Chinese scholar predicts boom in women’s studies programs

By Deborah Gilbert
News and Information Services

Research on women in mainland China surged suddenly about 10 years ago after the national press revealed the disturbing fact that female infanticide was still practiced in the countryside, according to Wang Zheng, a doctoral student in history at the University of California, Davis, and guest lecturer at a Women’s Studies Program brown bag last Tuesday.

Simultaneously, urban Chinese women became more aware of problems created in rural areas by China’s one-child policy, as well as of the abuse of rural women who had female babies.

“Shocked, researchers in the All-China Women’s Federation—a national women’s organization— and academics launched a campaign called “Protecting the Rights and Interests of Women and Children,” and followed up with research programs on women’s issues in general,” Zheng said. “The research is being done primarily by women themselves, and has become a social movement in its own right,” she added.

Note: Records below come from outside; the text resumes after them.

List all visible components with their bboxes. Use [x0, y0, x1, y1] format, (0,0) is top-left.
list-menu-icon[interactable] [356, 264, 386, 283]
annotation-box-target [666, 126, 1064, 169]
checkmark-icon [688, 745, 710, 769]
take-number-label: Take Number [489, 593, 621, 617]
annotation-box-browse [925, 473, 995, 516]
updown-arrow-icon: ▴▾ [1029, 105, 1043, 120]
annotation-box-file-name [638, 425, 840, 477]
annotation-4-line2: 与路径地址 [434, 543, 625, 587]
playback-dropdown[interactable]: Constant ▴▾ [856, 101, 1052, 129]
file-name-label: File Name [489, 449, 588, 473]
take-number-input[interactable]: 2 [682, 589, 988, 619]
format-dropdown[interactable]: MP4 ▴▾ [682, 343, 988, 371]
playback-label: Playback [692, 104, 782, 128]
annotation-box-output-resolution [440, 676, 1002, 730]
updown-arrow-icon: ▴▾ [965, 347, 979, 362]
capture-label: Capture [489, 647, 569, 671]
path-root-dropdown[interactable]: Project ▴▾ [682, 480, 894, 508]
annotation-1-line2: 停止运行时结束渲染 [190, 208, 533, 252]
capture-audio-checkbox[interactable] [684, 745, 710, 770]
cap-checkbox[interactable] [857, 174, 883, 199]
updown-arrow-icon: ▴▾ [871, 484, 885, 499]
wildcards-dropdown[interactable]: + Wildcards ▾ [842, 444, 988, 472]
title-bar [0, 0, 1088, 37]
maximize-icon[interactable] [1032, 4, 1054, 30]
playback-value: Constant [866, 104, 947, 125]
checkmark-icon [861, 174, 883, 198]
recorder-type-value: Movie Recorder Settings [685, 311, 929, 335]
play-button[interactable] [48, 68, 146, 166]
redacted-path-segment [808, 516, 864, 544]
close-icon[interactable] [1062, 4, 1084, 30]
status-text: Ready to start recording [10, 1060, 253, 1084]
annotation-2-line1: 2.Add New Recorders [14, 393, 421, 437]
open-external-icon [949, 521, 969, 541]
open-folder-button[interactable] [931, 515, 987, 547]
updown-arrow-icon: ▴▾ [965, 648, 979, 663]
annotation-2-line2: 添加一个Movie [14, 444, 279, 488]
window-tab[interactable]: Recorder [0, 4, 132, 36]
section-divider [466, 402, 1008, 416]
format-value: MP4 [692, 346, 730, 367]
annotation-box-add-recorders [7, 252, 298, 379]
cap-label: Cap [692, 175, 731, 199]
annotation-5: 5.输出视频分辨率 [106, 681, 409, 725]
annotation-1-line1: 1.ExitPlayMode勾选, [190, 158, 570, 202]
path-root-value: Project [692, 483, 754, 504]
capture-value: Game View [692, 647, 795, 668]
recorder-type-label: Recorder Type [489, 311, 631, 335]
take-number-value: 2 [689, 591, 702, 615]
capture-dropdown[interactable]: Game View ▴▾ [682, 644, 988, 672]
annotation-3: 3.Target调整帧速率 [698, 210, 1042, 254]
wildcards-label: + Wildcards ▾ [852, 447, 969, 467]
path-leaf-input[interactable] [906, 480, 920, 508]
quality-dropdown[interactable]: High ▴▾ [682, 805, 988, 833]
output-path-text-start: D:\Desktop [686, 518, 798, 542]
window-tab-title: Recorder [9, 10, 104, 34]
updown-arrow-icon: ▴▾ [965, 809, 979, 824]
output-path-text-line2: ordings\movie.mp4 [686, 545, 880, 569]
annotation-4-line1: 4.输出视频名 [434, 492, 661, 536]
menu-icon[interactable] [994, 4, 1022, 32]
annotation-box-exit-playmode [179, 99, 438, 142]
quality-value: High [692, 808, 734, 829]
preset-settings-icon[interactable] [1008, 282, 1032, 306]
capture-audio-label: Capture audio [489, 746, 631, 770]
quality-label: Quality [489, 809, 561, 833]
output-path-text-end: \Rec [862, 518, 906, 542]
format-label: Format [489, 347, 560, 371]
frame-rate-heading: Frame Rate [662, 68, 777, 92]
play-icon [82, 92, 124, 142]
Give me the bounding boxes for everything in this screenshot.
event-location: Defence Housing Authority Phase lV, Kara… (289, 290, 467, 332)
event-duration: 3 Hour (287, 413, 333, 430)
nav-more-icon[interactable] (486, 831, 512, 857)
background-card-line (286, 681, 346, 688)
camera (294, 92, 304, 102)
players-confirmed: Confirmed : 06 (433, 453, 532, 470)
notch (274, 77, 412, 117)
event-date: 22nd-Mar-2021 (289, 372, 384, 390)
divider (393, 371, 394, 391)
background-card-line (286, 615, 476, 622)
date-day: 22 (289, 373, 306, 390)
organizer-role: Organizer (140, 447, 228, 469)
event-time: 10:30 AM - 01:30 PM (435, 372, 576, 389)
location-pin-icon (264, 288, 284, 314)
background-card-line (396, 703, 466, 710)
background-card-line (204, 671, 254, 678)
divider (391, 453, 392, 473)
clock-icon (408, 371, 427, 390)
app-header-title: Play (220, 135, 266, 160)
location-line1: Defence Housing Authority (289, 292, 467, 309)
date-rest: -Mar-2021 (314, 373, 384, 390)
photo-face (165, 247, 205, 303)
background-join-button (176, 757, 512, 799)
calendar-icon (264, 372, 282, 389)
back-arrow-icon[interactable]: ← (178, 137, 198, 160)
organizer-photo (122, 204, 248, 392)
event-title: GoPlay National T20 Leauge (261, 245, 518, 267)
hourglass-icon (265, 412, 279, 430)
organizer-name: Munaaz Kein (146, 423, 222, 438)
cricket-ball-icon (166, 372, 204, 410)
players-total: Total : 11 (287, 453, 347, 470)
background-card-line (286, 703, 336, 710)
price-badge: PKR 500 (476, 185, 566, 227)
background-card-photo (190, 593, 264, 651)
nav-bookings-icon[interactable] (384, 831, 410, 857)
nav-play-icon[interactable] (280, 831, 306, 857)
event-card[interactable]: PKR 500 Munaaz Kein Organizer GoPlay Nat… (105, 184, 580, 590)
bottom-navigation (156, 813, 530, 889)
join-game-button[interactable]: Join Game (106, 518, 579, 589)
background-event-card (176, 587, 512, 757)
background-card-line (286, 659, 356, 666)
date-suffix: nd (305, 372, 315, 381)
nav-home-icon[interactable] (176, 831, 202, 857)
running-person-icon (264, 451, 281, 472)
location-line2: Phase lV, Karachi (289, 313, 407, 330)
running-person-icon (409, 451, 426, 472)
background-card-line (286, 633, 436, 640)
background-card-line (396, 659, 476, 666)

An outgrowth of that research was the development of women’s studies programs, but unlike Western scholars in women’s studies, most Chinese scholars “have no concept of gender as a cultural and social construction,” Zheng said. Instead, the Chinese try to reconcile women’s studies with Marxism and examine women’s problems through the lens of traditional 19th-century scientific principles.

“They also see gender as the product of biological determinism rather than social forces, and neglect the oppressive effects of a patriarchal society on women,” Zheng said.

Chinese scholars, however, are open to new ideas and eager to explore Western concepts in women’s studies. “One said to me, ‘Marxism can’t explain all the problems of women in today’s China, so tell me about Western theories on women.’ Most find the Western concept of gender easy to grasp once it is explained because social construction is familiar to them from Marxism,” Zheng said.

In contrast to Western women’s studies, which calls for liberation and gender equity, some Chinese scholars are promoting a new ideology that Zheng has dubbed “strong femininity.” Strong femininity argues that women should strive to make themselves strong to compete with men, but simultaneously be very feminine and compete only in non-male, service-oriented fields.

Ironically, many Chinese view the femininity movement as a liberating reform because it reverses Maoist gender policy that promoted equality with men but, many Chinese believe, “masculinized” women.

“The Chinese, however, cannot afford to have wives staying at home, not bringing in a paycheck, and after all these years of working, it is too hard for most women to imagine just staying home. The word ‘housewife’ has been a pejorative term since 1958,” Zheng added.

Zheng expects women’s studies programs to mushroom in China throughout the 1990s. In September 1995, the United Nations will host the Fourth World Conference on Women in Beijing, “so the government is hastening to improve the status of Chinese women, including adding more women’s studies centers, by the next year.”

“The intellectual confrontation with thousands of Western feminists, activists and scholars from the West,” she adds, “should change research on women in China from a women’s movement advocating female consciousness to a women’s movement advocating gender consciousness.”